News Release

USTC discovers long-range skin josephson supercurrent across a Van Der Waals ferromagnet

Peer-Reviewed Publication

University of Science and Technology of China

Long-range skin Josephson supercurrent across a van der Waals ferromagnet

image: Skin feature of S/F/S Josephson junction supercurrent density. view more 

Credit: Image by HU Guojing et al.

In a recent study published in Nature Communications, researchers discovered the long-range skin Josephson supercurrent across a van der Waals ferromagnet. The study was achieved by a research group led by Prof. XIANG Bin from Hefei National Laboratory for Physical Sciences at the Microscale, in collaboration with Associate Prof. WANG Zhi from Sun Yat-sen University (SYSU). They bridged two spin-singlet superconductors NbSe2 (S) by constructing the van der Waals ferromagnet metal Fe3GeTe2 (F), and observed long-range supercurrent in the lateral Josephson junction (S/F/S) for the first time. The long-range supercurrent exhibits astonishing skin characteristics.

Ferromagnetism and superconductivity are two antagonistic macroscopic orderings. When the singlet supercurrent enters the ferromagnet, rapid decoherence of the Cooper pairs will be triggered. However, spin-triplet supercurrents induced in the vicinity of superconductor/ferromagnet interfaces enable transport without energy dissipation over long distances in ferromagnets, which has been proved theoretically and experimentally in recent years. Therefore, it provides a more desirable method for constructing quantum devices without dissipation. Earlier research focused on the construction of superconducting Josephson junctions with coupled bulk ferromagnets, to achieve the observation of spin-triplet currents and the control of spin and charge degrees of freedom. However, there are few reports on the observation of spin-triplet supercurrents and related studies of interfacial properties based on heterojunctions of two-dimensional (2D) van der Waals (vdW) materials.

The research team constructed lateral vdW Josephson junctions of S/F/S by bridging two singlet vdW superconductors NbSe2 with vdW ferromagnet Fe3GeTe2 (F). The electrical properties of the S/F/S with different junction channel lengths have been studied by low-temperature electrical tests. The results showed a zero-resistance state of the S/F/S and also a long-range Josephson supercurrent (~ 300 nm). The zero-temperature superconducting critical current tends to decay with increasing channel length and disappears completely when the channel length increases to 450 nm.

More interestingly, the response of the long-range superconducting critical current to an external magnetic field perpendicular to the supercurrent channel presents a periodic oscillation pattern, which is similar to double-slit interference, rather than the conventional Fraunhofer periodic oscillation stripe. This result confirms the existence of a Josephson supercurrent with a long-range skin feature in S/F/S, that is distinctive from the Josephson superconducting current of conventional bulk channels.
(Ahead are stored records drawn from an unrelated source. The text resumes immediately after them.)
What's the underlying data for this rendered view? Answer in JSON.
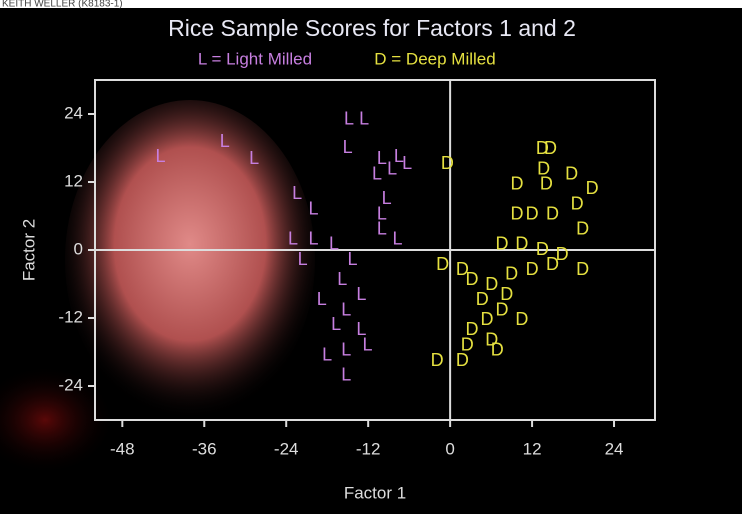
{
  "credit": "KEITH WELLER (K8183-1)",
  "chart_data": {
    "type": "scatter",
    "title": "Rice Sample Scores for Factors 1 and 2",
    "x_label": "Factor 1",
    "y_label": "Factor 2",
    "xlim": [
      -52,
      30
    ],
    "ylim": [
      -30,
      30
    ],
    "xticks": [
      -48,
      -36,
      -24,
      -12,
      0,
      12,
      24
    ],
    "yticks": [
      -24,
      -12,
      0,
      12,
      24
    ],
    "zero_lines": true,
    "series": [
      {
        "name": "L = Light Milled",
        "marker": "L",
        "color": "#c77fe0",
        "x": [
          -42.4,
          -33,
          -28.7,
          -14.8,
          -12.6,
          -15,
          -10,
          -7.5,
          -10.7,
          -9.3,
          -10,
          -7.7,
          -22.4,
          -23,
          -20,
          -17,
          -21.6,
          -14.3,
          -15.8,
          -13,
          -18.8,
          -15.2,
          -16.7,
          -13,
          -18,
          -15.2,
          -15.2,
          -12.1,
          -8.5,
          -6.3,
          -10,
          -20
        ],
        "y": [
          16.4,
          19,
          16,
          23,
          23,
          18,
          16,
          16.4,
          13.3,
          9,
          3.6,
          1.8,
          9.8,
          1.8,
          1.8,
          0.9,
          -1.8,
          -1.8,
          -5.3,
          -8,
          -8.9,
          -10.7,
          -13.3,
          -14.2,
          -18.7,
          -17.8,
          -22.2,
          -16.9,
          14.2,
          15.1,
          6.2,
          7.1
        ]
      },
      {
        "name": "D = Deep Milled",
        "marker": "D",
        "color": "#e5e040",
        "x": [
          -0.4,
          13.5,
          14.7,
          13.7,
          14.1,
          9.8,
          17.8,
          20.8,
          18.6,
          9.8,
          12,
          15,
          19.4,
          7.6,
          10.5,
          13.5,
          16.4,
          19.4,
          -1.1,
          1.8,
          3.2,
          6.1,
          9,
          12,
          4.7,
          7.6,
          10.5,
          5.4,
          3.2,
          6.1,
          2.5,
          6.9,
          -1.9,
          1.8,
          8.3,
          15
        ],
        "y": [
          15.1,
          17.8,
          17.8,
          14.2,
          11.5,
          11.5,
          13.3,
          10.7,
          8,
          6.2,
          6.2,
          6.2,
          3.6,
          0.9,
          0.9,
          0,
          -0.9,
          -3.6,
          -2.7,
          -3.6,
          -5.3,
          -6.2,
          -4.4,
          -3.6,
          -8.9,
          -10.7,
          -12.4,
          -12.4,
          -14.2,
          -16,
          -16.9,
          -17.8,
          -19.6,
          -19.6,
          -8,
          -2.7
        ]
      }
    ]
  }
}
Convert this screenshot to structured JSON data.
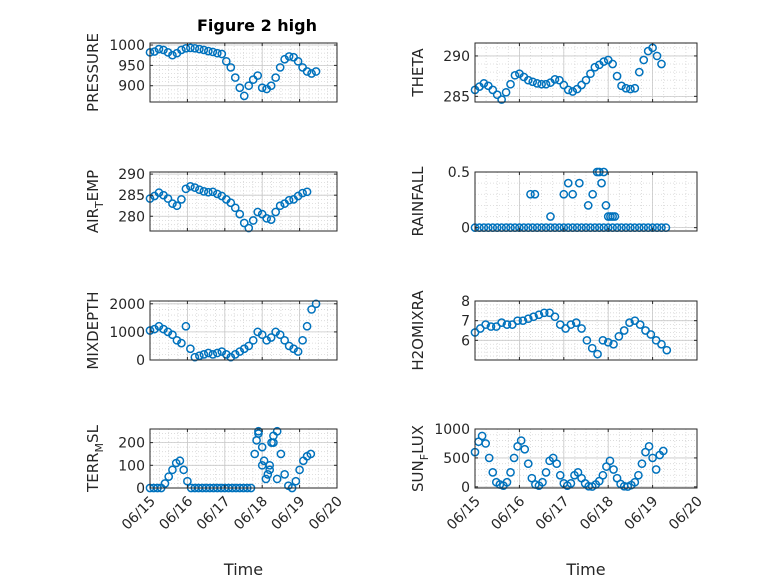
{
  "figure_title": "Figure 2 high",
  "marker_color": "#0072BD",
  "chart_data": [
    {
      "id": "pressure",
      "type": "scatter",
      "ylabel_main": "PRESSURE",
      "ylabel_sub": "",
      "ylabel_tail": "",
      "xlim": [
        0,
        5
      ],
      "ylim": [
        860,
        1005
      ],
      "yticks": [
        900,
        950,
        1000
      ],
      "yticklabels": [
        "900",
        "950",
        "1000"
      ],
      "x": [
        0.0,
        0.12,
        0.24,
        0.36,
        0.48,
        0.6,
        0.72,
        0.84,
        0.96,
        1.08,
        1.2,
        1.32,
        1.44,
        1.56,
        1.68,
        1.8,
        1.92,
        2.04,
        2.16,
        2.28,
        2.4,
        2.52,
        2.64,
        2.76,
        2.88,
        3.0,
        3.12,
        3.24,
        3.36,
        3.48,
        3.6,
        3.72,
        3.84,
        3.96,
        4.08,
        4.2,
        4.32,
        4.44
      ],
      "y": [
        982,
        984,
        990,
        988,
        982,
        975,
        980,
        988,
        992,
        993,
        992,
        990,
        988,
        985,
        983,
        980,
        978,
        960,
        945,
        920,
        895,
        875,
        900,
        915,
        925,
        895,
        892,
        900,
        920,
        945,
        965,
        972,
        970,
        960,
        945,
        935,
        930,
        935
      ]
    },
    {
      "id": "theta",
      "type": "scatter",
      "ylabel_main": "THETA",
      "ylabel_sub": "",
      "ylabel_tail": "",
      "xlim": [
        0,
        5
      ],
      "ylim": [
        284.3,
        291.6
      ],
      "yticks": [
        285,
        290
      ],
      "yticklabels": [
        "285",
        "290"
      ],
      "x": [
        0.0,
        0.1,
        0.2,
        0.3,
        0.4,
        0.5,
        0.6,
        0.7,
        0.8,
        0.9,
        1.0,
        1.1,
        1.2,
        1.3,
        1.4,
        1.5,
        1.6,
        1.7,
        1.8,
        1.9,
        2.0,
        2.1,
        2.2,
        2.3,
        2.4,
        2.5,
        2.6,
        2.7,
        2.8,
        2.9,
        3.0,
        3.1,
        3.2,
        3.3,
        3.4,
        3.5,
        3.6,
        3.7,
        3.8,
        3.9,
        4.0,
        4.1,
        4.2
      ],
      "y": [
        285.8,
        286.2,
        286.6,
        286.3,
        285.8,
        285.2,
        284.6,
        285.5,
        286.5,
        287.6,
        287.8,
        287.4,
        287.0,
        286.8,
        286.6,
        286.5,
        286.5,
        286.7,
        287.1,
        287.0,
        286.4,
        285.8,
        285.6,
        285.9,
        286.4,
        287.0,
        287.8,
        288.6,
        288.9,
        289.3,
        289.5,
        289.0,
        287.5,
        286.3,
        286.0,
        285.9,
        286.0,
        288.0,
        289.5,
        290.6,
        291.0,
        290.0,
        289.0
      ]
    },
    {
      "id": "air_temp",
      "type": "scatter",
      "ylabel_main": "AIR",
      "ylabel_sub": "T",
      "ylabel_tail": "EMP",
      "xlim": [
        0,
        5
      ],
      "ylim": [
        276.5,
        290.5
      ],
      "yticks": [
        280,
        285,
        290
      ],
      "yticklabels": [
        "280",
        "285",
        "290"
      ],
      "x": [
        0.0,
        0.12,
        0.24,
        0.36,
        0.48,
        0.6,
        0.72,
        0.84,
        0.96,
        1.08,
        1.2,
        1.32,
        1.44,
        1.56,
        1.68,
        1.8,
        1.92,
        2.04,
        2.16,
        2.28,
        2.4,
        2.52,
        2.64,
        2.76,
        2.88,
        3.0,
        3.12,
        3.24,
        3.36,
        3.48,
        3.6,
        3.72,
        3.84,
        3.96,
        4.08,
        4.2
      ],
      "y": [
        284.2,
        284.8,
        285.6,
        285.0,
        284.2,
        283.0,
        282.5,
        284.0,
        286.5,
        287.1,
        286.8,
        286.3,
        285.9,
        285.7,
        285.8,
        285.3,
        284.8,
        284.0,
        283.2,
        282.0,
        280.5,
        278.4,
        277.2,
        279.0,
        281.0,
        280.5,
        279.5,
        279.2,
        281.0,
        282.5,
        283.0,
        283.8,
        284.0,
        284.8,
        285.5,
        285.8
      ]
    },
    {
      "id": "rainfall",
      "type": "scatter",
      "ylabel_main": "RAINFALL",
      "ylabel_sub": "",
      "ylabel_tail": "",
      "xlim": [
        0,
        5
      ],
      "ylim": [
        -0.03,
        0.5
      ],
      "yticks": [
        0,
        0.5
      ],
      "yticklabels": [
        "0",
        "0.5"
      ],
      "x": [
        0.0,
        0.1,
        0.2,
        0.3,
        0.4,
        0.5,
        0.6,
        0.7,
        0.8,
        0.9,
        1.0,
        1.1,
        1.2,
        1.3,
        1.4,
        1.5,
        1.6,
        1.7,
        1.8,
        1.9,
        2.0,
        2.1,
        2.2,
        2.3,
        2.4,
        2.5,
        2.6,
        2.7,
        2.8,
        2.9,
        3.0,
        3.1,
        3.2,
        3.3,
        3.4,
        3.5,
        3.6,
        3.7,
        3.8,
        3.9,
        4.0,
        4.1,
        4.2,
        4.3,
        1.25,
        1.35,
        1.7,
        2.0,
        2.1,
        2.2,
        2.35,
        2.55,
        2.65,
        2.75,
        2.8,
        2.85,
        2.9,
        2.95,
        3.0,
        3.05,
        3.1,
        3.15
      ],
      "y": [
        0,
        0,
        0,
        0,
        0,
        0,
        0,
        0,
        0,
        0,
        0,
        0,
        0,
        0,
        0,
        0,
        0,
        0,
        0,
        0,
        0,
        0,
        0,
        0,
        0,
        0,
        0,
        0,
        0,
        0,
        0,
        0,
        0,
        0,
        0,
        0,
        0,
        0,
        0,
        0,
        0,
        0,
        0,
        0,
        0.3,
        0.3,
        0.1,
        0.3,
        0.4,
        0.3,
        0.4,
        0.2,
        0.3,
        0.5,
        0.5,
        0.4,
        0.5,
        0.2,
        0.1,
        0.1,
        0.1,
        0.1
      ]
    },
    {
      "id": "mixdepth",
      "type": "scatter",
      "ylabel_main": "MIXDEPTH",
      "ylabel_sub": "",
      "ylabel_tail": "",
      "xlim": [
        0,
        5
      ],
      "ylim": [
        0,
        2100
      ],
      "yticks": [
        0,
        1000,
        2000
      ],
      "yticklabels": [
        "0",
        "1000",
        "2000"
      ],
      "x": [
        0.0,
        0.12,
        0.24,
        0.36,
        0.48,
        0.6,
        0.72,
        0.84,
        0.96,
        1.08,
        1.2,
        1.32,
        1.44,
        1.56,
        1.68,
        1.8,
        1.92,
        2.04,
        2.16,
        2.28,
        2.4,
        2.52,
        2.64,
        2.76,
        2.88,
        3.0,
        3.12,
        3.24,
        3.36,
        3.48,
        3.6,
        3.72,
        3.84,
        3.96,
        4.08,
        4.2,
        4.32,
        4.44
      ],
      "y": [
        1050,
        1100,
        1200,
        1100,
        1000,
        900,
        700,
        600,
        1200,
        400,
        100,
        150,
        200,
        250,
        200,
        250,
        300,
        200,
        100,
        200,
        300,
        400,
        500,
        700,
        1000,
        900,
        700,
        800,
        1000,
        900,
        700,
        500,
        400,
        300,
        700,
        1200,
        1800,
        2000
      ]
    },
    {
      "id": "h2omixra",
      "type": "scatter",
      "ylabel_main": "H2OMIXRA",
      "ylabel_sub": "",
      "ylabel_tail": "",
      "xlim": [
        0,
        5
      ],
      "ylim": [
        5.0,
        8.0
      ],
      "yticks": [
        6,
        7,
        8
      ],
      "yticklabels": [
        "6",
        "7",
        "8"
      ],
      "x": [
        0.0,
        0.12,
        0.24,
        0.36,
        0.48,
        0.6,
        0.72,
        0.84,
        0.96,
        1.08,
        1.2,
        1.32,
        1.44,
        1.56,
        1.68,
        1.8,
        1.92,
        2.04,
        2.16,
        2.28,
        2.4,
        2.52,
        2.64,
        2.76,
        2.88,
        3.0,
        3.12,
        3.24,
        3.36,
        3.48,
        3.6,
        3.72,
        3.84,
        3.96,
        4.08,
        4.2,
        4.32
      ],
      "y": [
        6.4,
        6.6,
        6.8,
        6.7,
        6.7,
        6.9,
        6.8,
        6.8,
        7.0,
        7.0,
        7.1,
        7.2,
        7.3,
        7.4,
        7.4,
        7.2,
        6.8,
        6.6,
        6.8,
        6.9,
        6.6,
        6.0,
        5.6,
        5.3,
        6.0,
        5.9,
        5.8,
        6.2,
        6.5,
        6.9,
        7.0,
        6.8,
        6.5,
        6.3,
        6.0,
        5.8,
        5.5
      ]
    },
    {
      "id": "terr_msl",
      "type": "scatter",
      "ylabel_main": "TERR",
      "ylabel_sub": "M",
      "ylabel_tail": "SL",
      "xlim": [
        0,
        5
      ],
      "ylim": [
        0,
        260
      ],
      "yticks": [
        0,
        100,
        200
      ],
      "yticklabels": [
        "0",
        "100",
        "200"
      ],
      "x": [
        0.0,
        0.1,
        0.2,
        0.3,
        0.4,
        0.5,
        0.6,
        0.7,
        0.8,
        0.9,
        1.0,
        1.1,
        1.2,
        1.3,
        1.4,
        1.5,
        1.6,
        1.7,
        1.8,
        1.9,
        2.0,
        2.1,
        2.2,
        2.3,
        2.4,
        2.5,
        2.6,
        2.7,
        2.8,
        2.9,
        3.0,
        3.1,
        3.2,
        3.3,
        3.4,
        3.5,
        3.6,
        3.7,
        3.8,
        3.9,
        4.0,
        4.1,
        4.2,
        4.3,
        2.85,
        2.9,
        3.0,
        3.05,
        3.15,
        3.2,
        3.25,
        3.3,
        3.4
      ],
      "y": [
        0,
        0,
        0,
        0,
        20,
        50,
        80,
        110,
        120,
        80,
        30,
        0,
        0,
        0,
        0,
        0,
        0,
        0,
        0,
        0,
        0,
        0,
        0,
        0,
        0,
        0,
        0,
        0,
        150,
        250,
        100,
        40,
        80,
        200,
        250,
        150,
        60,
        10,
        0,
        30,
        80,
        120,
        140,
        150,
        210,
        240,
        180,
        120,
        60,
        100,
        200,
        230,
        40
      ]
    },
    {
      "id": "sun_flux",
      "type": "scatter",
      "ylabel_main": "SUN",
      "ylabel_sub": "F",
      "ylabel_tail": "LUX",
      "xlim": [
        0,
        5
      ],
      "ylim": [
        -20,
        1000
      ],
      "yticks": [
        0,
        500,
        1000
      ],
      "yticklabels": [
        "0",
        "500",
        "1000"
      ],
      "x": [
        0.0,
        0.08,
        0.16,
        0.24,
        0.32,
        0.4,
        0.48,
        0.56,
        0.64,
        0.72,
        0.8,
        0.88,
        0.96,
        1.04,
        1.12,
        1.2,
        1.28,
        1.36,
        1.44,
        1.52,
        1.6,
        1.68,
        1.76,
        1.84,
        1.92,
        2.0,
        2.08,
        2.16,
        2.24,
        2.32,
        2.4,
        2.48,
        2.56,
        2.64,
        2.72,
        2.8,
        2.88,
        2.96,
        3.04,
        3.12,
        3.2,
        3.28,
        3.36,
        3.44,
        3.52,
        3.6,
        3.68,
        3.76,
        3.84,
        3.92,
        4.0,
        4.08,
        4.16,
        4.24
      ],
      "y": [
        600,
        780,
        880,
        750,
        500,
        250,
        80,
        40,
        20,
        80,
        250,
        500,
        700,
        800,
        650,
        400,
        150,
        40,
        20,
        80,
        250,
        450,
        500,
        400,
        200,
        60,
        20,
        60,
        200,
        250,
        150,
        60,
        10,
        5,
        40,
        100,
        200,
        350,
        450,
        300,
        150,
        50,
        10,
        5,
        30,
        80,
        200,
        400,
        600,
        700,
        500,
        300,
        550,
        620
      ]
    }
  ],
  "shared_x": {
    "xticks": [
      0,
      1,
      2,
      3,
      4,
      5
    ],
    "xticklabels": [
      "06/15",
      "06/16",
      "06/17",
      "06/18",
      "06/19",
      "06/20"
    ],
    "xlabel": "Time"
  }
}
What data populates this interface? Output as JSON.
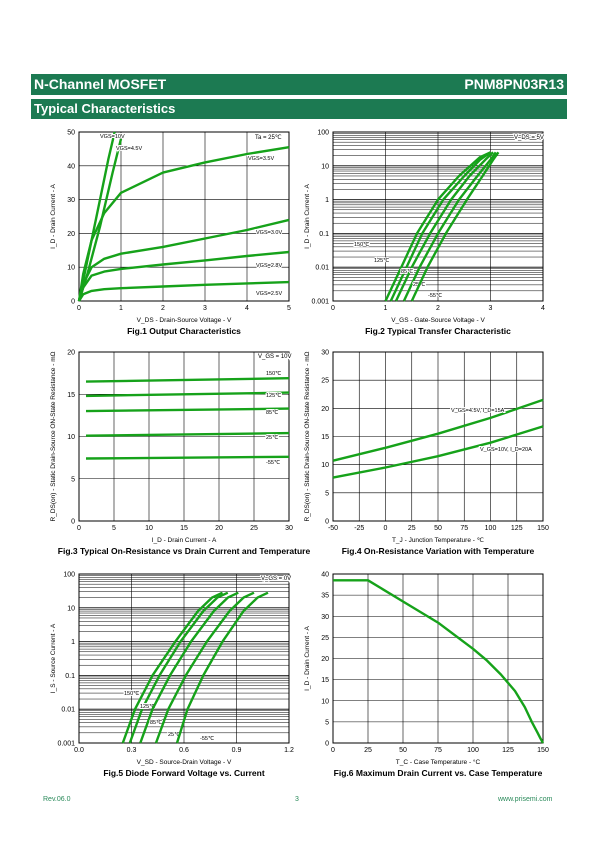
{
  "header": {
    "left": "N-Channel MOSFET",
    "right": "PNM8PN03R13"
  },
  "section": {
    "title": "Typical Characteristics"
  },
  "footer": {
    "rev": "Rev.06.0",
    "page": "3",
    "url": "www.prisemi.com"
  },
  "colors": {
    "brand": "#1c7a52",
    "curve": "#16a21a",
    "grid": "#000000"
  },
  "chart_data": [
    {
      "id": "fig1",
      "type": "line",
      "caption": "Fig.1 Output Characteristics",
      "xlabel": "V_DS - Drain-Source Voltage - V",
      "ylabel": "I_D - Drain Current - A",
      "xlim": [
        0,
        5
      ],
      "ylim": [
        0,
        50
      ],
      "xticks": [
        "0",
        "1",
        "2",
        "3",
        "4",
        "5"
      ],
      "yticks": [
        "0",
        "10",
        "20",
        "30",
        "40",
        "50"
      ],
      "annotations": [
        "Ta = 25℃"
      ],
      "series": [
        {
          "name": "VGS=10V",
          "x": [
            0,
            0.2,
            0.5,
            0.7,
            0.85
          ],
          "y": [
            0,
            12,
            30,
            42,
            50
          ]
        },
        {
          "name": "VGS=4.5V",
          "x": [
            0,
            0.2,
            0.5,
            0.8,
            1.0
          ],
          "y": [
            0,
            8,
            22,
            38,
            48
          ]
        },
        {
          "name": "VGS=3.5V",
          "x": [
            0,
            0.1,
            0.3,
            0.6,
            1,
            2,
            3,
            4,
            5
          ],
          "y": [
            0,
            8,
            18,
            26,
            32,
            38,
            41,
            43.5,
            45.5
          ]
        },
        {
          "name": "VGS=3.0V",
          "x": [
            0,
            0.1,
            0.3,
            0.6,
            1,
            2,
            3,
            4,
            5
          ],
          "y": [
            0,
            5,
            10,
            12.5,
            14,
            16,
            18.5,
            21,
            24
          ]
        },
        {
          "name": "VGS=2.8V",
          "x": [
            0,
            0.1,
            0.3,
            0.6,
            1,
            2,
            3,
            4,
            5
          ],
          "y": [
            0,
            4,
            7.5,
            8.7,
            9.5,
            10.8,
            12,
            13.3,
            14.5
          ]
        },
        {
          "name": "VGS=2.5V",
          "x": [
            0,
            0.1,
            0.3,
            0.6,
            1,
            2,
            3,
            4,
            5
          ],
          "y": [
            0,
            2,
            3,
            3.5,
            3.8,
            4.3,
            4.8,
            5.2,
            5.6
          ]
        }
      ]
    },
    {
      "id": "fig2",
      "type": "line",
      "caption": "Fig.2 Typical Transfer Characteristic",
      "xlabel": "V_GS - Gate-Source Voltage - V",
      "ylabel": "I_D - Drain Current - A",
      "xlim": [
        0,
        4
      ],
      "ylim": [
        0.001,
        100
      ],
      "yscale": "log",
      "xticks": [
        "0",
        "1",
        "2",
        "3",
        "4"
      ],
      "yticks": [
        "0.001",
        "0.01",
        "0.1",
        "1",
        "10",
        "100"
      ],
      "annotations": [
        "V_DS = 5V"
      ],
      "series": [
        {
          "name": "150℃",
          "x": [
            1.0,
            1.3,
            1.6,
            2.0,
            2.4,
            2.8,
            3.0
          ],
          "y": [
            0.001,
            0.01,
            0.1,
            1,
            5,
            18,
            25
          ]
        },
        {
          "name": "125℃",
          "x": [
            1.1,
            1.4,
            1.7,
            2.1,
            2.5,
            2.8,
            3.0
          ],
          "y": [
            0.001,
            0.01,
            0.1,
            1,
            5,
            15,
            25
          ]
        },
        {
          "name": "85℃",
          "x": [
            1.2,
            1.5,
            1.85,
            2.25,
            2.6,
            2.9,
            3.05
          ],
          "y": [
            0.001,
            0.01,
            0.1,
            1,
            5,
            15,
            25
          ]
        },
        {
          "name": "25℃",
          "x": [
            1.35,
            1.65,
            2.0,
            2.4,
            2.75,
            3.0,
            3.1
          ],
          "y": [
            0.001,
            0.01,
            0.1,
            1,
            5,
            15,
            25
          ]
        },
        {
          "name": "-55℃",
          "x": [
            1.5,
            1.8,
            2.15,
            2.55,
            2.85,
            3.05,
            3.15
          ],
          "y": [
            0.001,
            0.01,
            0.1,
            1,
            5,
            15,
            25
          ]
        }
      ]
    },
    {
      "id": "fig3",
      "type": "line",
      "caption": "Fig.3 Typical On-Resistance  vs Drain Current and Temperature",
      "xlabel": "I_D - Drain Current - A",
      "ylabel": "R_DS(on) - Static Drain-Source ON-State Resistance - mΩ",
      "xlim": [
        0,
        30
      ],
      "ylim": [
        0,
        20
      ],
      "xticks": [
        "0",
        "5",
        "10",
        "15",
        "20",
        "25",
        "30"
      ],
      "yticks": [
        "0",
        "5",
        "10",
        "15",
        "20"
      ],
      "annotations": [
        "V_GS = 10V"
      ],
      "series": [
        {
          "name": "150℃",
          "x": [
            1,
            30
          ],
          "y": [
            16.5,
            16.9
          ]
        },
        {
          "name": "125℃",
          "x": [
            1,
            30
          ],
          "y": [
            14.8,
            15.2
          ]
        },
        {
          "name": "85℃",
          "x": [
            1,
            30
          ],
          "y": [
            13.0,
            13.3
          ]
        },
        {
          "name": "25℃",
          "x": [
            1,
            30
          ],
          "y": [
            10.1,
            10.4
          ]
        },
        {
          "name": "-55℃",
          "x": [
            1,
            30
          ],
          "y": [
            7.4,
            7.6
          ]
        }
      ]
    },
    {
      "id": "fig4",
      "type": "line",
      "caption": "Fig.4 On-Resistance Variation with Temperature",
      "xlabel": "T_J - Junction Temperature - ℃",
      "ylabel": "R_DS(on) - Static Drain-Source ON-State Resistance - mΩ",
      "xlim": [
        -50,
        150
      ],
      "ylim": [
        0,
        30
      ],
      "xticks": [
        "-50",
        "-25",
        "0",
        "25",
        "50",
        "75",
        "100",
        "125",
        "150"
      ],
      "yticks": [
        "0",
        "5",
        "10",
        "15",
        "20",
        "25",
        "30"
      ],
      "series": [
        {
          "name": "V_GS=4.5V, I_D=15A",
          "x": [
            -50,
            0,
            50,
            100,
            150
          ],
          "y": [
            10.7,
            13,
            15.5,
            18.3,
            21.5
          ]
        },
        {
          "name": "V_GS=10V, I_D=20A",
          "x": [
            -50,
            0,
            50,
            100,
            150
          ],
          "y": [
            7.7,
            9.5,
            11.5,
            13.9,
            16.8
          ]
        }
      ]
    },
    {
      "id": "fig5",
      "type": "line",
      "caption": "Fig.5 Diode Forward Voltage vs. Current",
      "xlabel": "V_SD - Source-Drain Voltage - V",
      "ylabel": "I_S - Source Current - A",
      "xlim": [
        0,
        1.2
      ],
      "ylim": [
        0.001,
        100
      ],
      "yscale": "log",
      "xticks": [
        "0.0",
        "0.3",
        "0.6",
        "0.9",
        "1.2"
      ],
      "yticks": [
        "0.001",
        "0.01",
        "0.1",
        "1",
        "10",
        "100"
      ],
      "annotations": [
        "V_GS = 0V"
      ],
      "series": [
        {
          "name": "150℃",
          "x": [
            0.25,
            0.32,
            0.42,
            0.55,
            0.68,
            0.76,
            0.82
          ],
          "y": [
            0.001,
            0.01,
            0.1,
            1,
            8,
            20,
            28
          ]
        },
        {
          "name": "125℃",
          "x": [
            0.29,
            0.36,
            0.46,
            0.58,
            0.71,
            0.79,
            0.85
          ],
          "y": [
            0.001,
            0.01,
            0.1,
            1,
            8,
            20,
            28
          ]
        },
        {
          "name": "85℃",
          "x": [
            0.35,
            0.42,
            0.52,
            0.64,
            0.77,
            0.85,
            0.91
          ],
          "y": [
            0.001,
            0.01,
            0.1,
            1,
            8,
            20,
            28
          ]
        },
        {
          "name": "25℃",
          "x": [
            0.44,
            0.51,
            0.61,
            0.73,
            0.86,
            0.94,
            1.0
          ],
          "y": [
            0.001,
            0.01,
            0.1,
            1,
            8,
            20,
            28
          ]
        },
        {
          "name": "-55℃",
          "x": [
            0.56,
            0.62,
            0.71,
            0.82,
            0.94,
            1.02,
            1.08
          ],
          "y": [
            0.001,
            0.01,
            0.1,
            1,
            8,
            20,
            28
          ]
        }
      ]
    },
    {
      "id": "fig6",
      "type": "line",
      "caption": "Fig.6 Maximum Drain Current vs. Case Temperature",
      "xlabel": "T_C - Case Temperature - °C",
      "ylabel": "I_D - Drain Current - A",
      "xlim": [
        0,
        150
      ],
      "ylim": [
        0,
        40
      ],
      "xticks": [
        "0",
        "25",
        "50",
        "75",
        "100",
        "125",
        "150"
      ],
      "yticks": [
        "0",
        "5",
        "10",
        "15",
        "20",
        "25",
        "30",
        "35",
        "40"
      ],
      "series": [
        {
          "name": "",
          "x": [
            0,
            25,
            50,
            75,
            100,
            110,
            120,
            130,
            137,
            142,
            146,
            148,
            150
          ],
          "y": [
            38.5,
            38.5,
            33.5,
            28.5,
            22.3,
            19.5,
            16.2,
            12.3,
            8.5,
            5,
            2.5,
            1.2,
            0
          ]
        }
      ]
    }
  ]
}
Then the research team proposed two possible mechanisms for the skin feature of the long-range supercurrent. First, the Rashba spin-orbit coupling induced by the mirror symmetry breaking on the Fe3GeTe2 surface, when interacting with ferromagnetism and the s-wave superconductivity of NbSe2, may lead to 2D topological superconductivity on the Fe3GeTe2 surface. Second, the magnetic inhomogeneity caused by the non-coplanar structure of Fe atoms in Fe3GeTe2 promotes the transformation of spin-singlet Cooper pairs into spin-triplet pairs at the surface through spin-rotation and spin-mixing, and then forms a long-range Josephson supercurrent.

The S/F/S design of the noncoplanar structure provides a new perspective to explore the interaction between ferromagnetism and superconductivity. The novel physical properties presented by this noncoplanar structure provide a platform for potential applications of new quantum functional devices in 2D superconducting spintronics and the realization of topological superconductivity.